Add owner-agnostic service tokens

Introduces ServiceKey, a parallel primitive to APIKey for server-to-server
auth where the owner is not an authkit user (e.g. an application or tenant
row the consumer manages). owner_id has no FK and no RBAC linkage; cascade
on owner-delete is the consumer's responsibility. AuthenticateServiceKey
returns *ServiceKey directly rather than *Principal since service tokens
have no user.

Also exports MintOpaqueSecret / HashOpaqueSecret / ParseOpaqueSecret so
both API-key and service-key code share one mint/parse implementation
instead of duplicating it. Deps.ServiceKeys is required (panics in New
if nil) — existing call sites must add ServiceKeys: stores.ServiceKeys.

Co-Authored-By: Claude Opus 4.7 (1M context) <noreply@anthropic.com>

tokens.go

@@ -19,16 +19,19 @@ const (
 	prefixSession      = "sess"
 	prefixRefresh      = "rfr"
 	prefixAPIKey       = "ak"
+	prefixServiceKey   = "sk"
 	prefixEmailVerify  = "evr"
 	prefixPasswordRset = "pwr"
 	prefixMagicLink    = "mlnk"
 )
 
-// mintSecret generates a new opaque secret of the given prefix kind and
-// returns the plaintext (to be returned to the user, never stored) and the
-// SHA-256 lookup hash (to be stored).
-func mintSecret(prefix string, rng io.Reader) (plaintext string, hash []byte, err error) {
-	const op = "authkit.mintSecret"
+// MintOpaqueSecret generates a fresh opaque secret with the given prefix.
+// Returns the plaintext (show once, never persist) and the SHA-256 lookup
+// hash.
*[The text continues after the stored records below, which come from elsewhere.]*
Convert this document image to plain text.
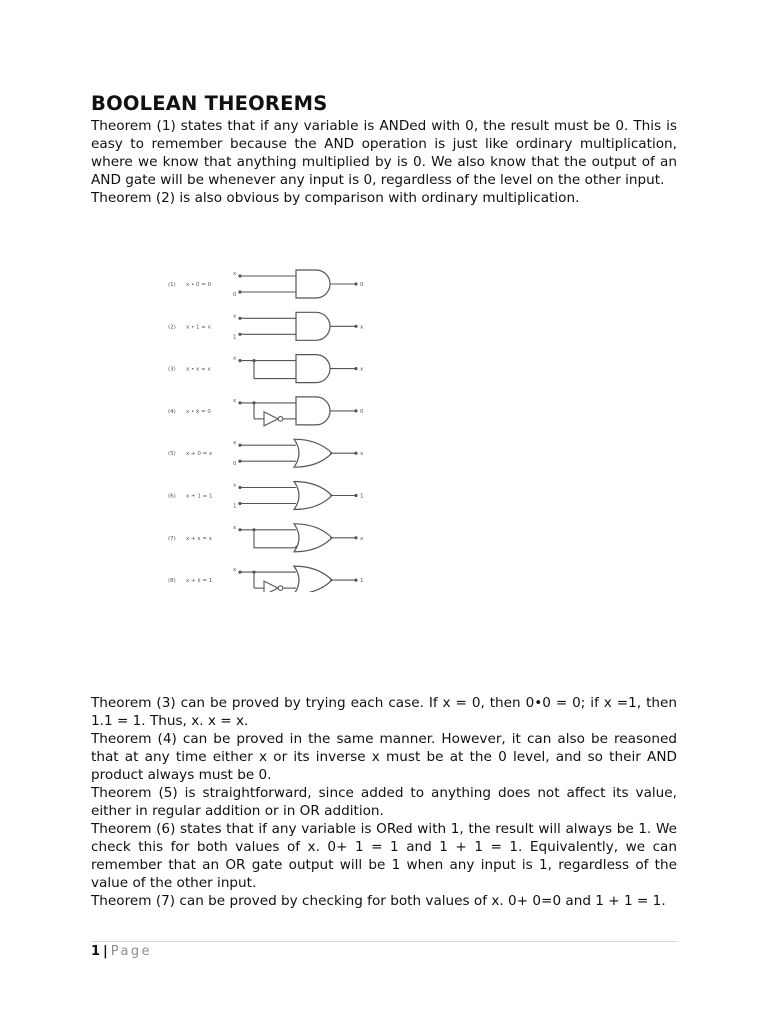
BOOLEAN THEOREMS

Theorem (1) states that if any variable is ANDed with 0, the result must be 0. This is easy to remember because the AND operation is just like ordinary multiplication, where we know that anything multiplied by is 0. We also know that the output of an AND gate will be whenever any input is 0, regardless of the level on the other input.

Theorem (2) is also obvious by comparison with ordinary multiplication.

(1) x • 0 = 0
x
0
0
(2) x • 1 = x
x
1
x
(3) x • x = x
x
x
(4) x • x̄ = 0
x
0
(5) x + 0 = x
x
0
x
(6) x + 1 = 1
x
1
1
(7) x + x = x
x
x
(8) x + x̄ = 1
x
1

Theorem (3) can be proved by trying each case. If x = 0, then 0•0 = 0; if x =1, then 1.1 = 1. Thus, x. x = x.

Theorem (4) can be proved in the same manner. However, it can also be reasoned that at any time either x or its inverse x must be at the 0 level, and so their AND product always must be 0.

Theorem (5) is straightforward, since added to anything does not affect its value, either in regular addition or in OR addition.

Theorem (6) states that if any variable is ORed with 1, the result will always be 1. We check this for both values of x. 0+ 1 = 1 and 1 + 1 = 1. Equivalently, we can remember that an OR gate output will be 1 when any input is 1, regardless of the value of the other input.

Theorem (7) can be proved by checking for both values of x. 0+ 0=0 and 1 + 1 = 1.

1 | Page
A nil rng falls back to crypto/rand.Reader. Exposed so consumers
+// building bespoke storage can produce secrets in the same shape authkit
+// uses internally.
+func MintOpaqueSecret(rng io.Reader, prefix string) (plaintext string, hash []byte, err error) {
+	const op = "authkit.MintOpaqueSecret"
 	if rng == nil {
 		rng = rand.Reader
 	}
@@ -38,27 +41,40 @@ func mintSecret(prefix string, rng io.Reader) (plaintext string, hash []byte, er
 	}
 	body := base64.RawURLEncoding.EncodeToString(buf)
 	plaintext = prefix + "_" + body
-	hash = hashSecret(plaintext)
+	hash = HashOpaqueSecret(plaintext)
 	return plaintext, hash, nil
 }
 
-// hashSecret returns sha256(plaintext) — the lookup key for opaque secrets.
-// Plaintexts have full entropy from a CSPRNG so a plain hash is sufficient
-// (no per-record salt needed; the random body is the salt).
-func hashSecret(plaintext string) []byte {
+// HashOpaqueSecret returns sha256(plaintext) — the lookup key for opaque
+// secrets. Plaintexts have full entropy from a CSPRNG so a plain hash is
+// sufficient (no per-record salt needed; the random body is the salt).
+func HashOpaqueSecret(plaintext string) []byte {
 	sum := sha256.Sum256([]byte(plaintext))
 	return sum[:]
 }
 
-// parseSecret validates that a plaintext starts with the expected prefix
-// and returns the lookup hash. The prefix check is constant-time relative
-// to a fixed-length comparison.
-func parseSecret(prefix, plaintext string) (hash []byte, ok bool) {
+// ParseOpaqueSecret validates that a plaintext begins with the expected
+// prefix and returns the lookup hash. Returns ok=false on prefix mismatch.
+func ParseOpaqueSecret(prefix, plaintext string) (hash []byte, ok bool) {
 	want := prefix + "_"
 	if !strings.HasPrefix(plaintext, want) {
 		return nil, false
 	}
-	return hashSecret(plaintext), true
+	return HashOpaqueSecret(plaintext), true
+}
+
+// mintSecret is the internal entry point; existing callers pass prefix
+// first to match call-site readability ("mint a token of kind X").
+func mintSecret(prefix string, rng io.Reader) (plaintext string, hash []byte, err error) {
+	return MintOpaqueSecret(rng, prefix)
+}
+
+func hashSecret(plaintext string) []byte {
+	return HashOpaqueSecret(plaintext)
+}
+
+func parseSecret(prefix, plaintext string) (hash []byte, ok bool) {
+	return ParseOpaqueSecret(prefix, plaintext)
 }
 
 // constantTimeEqual is a thin wrapper for readability at call sites.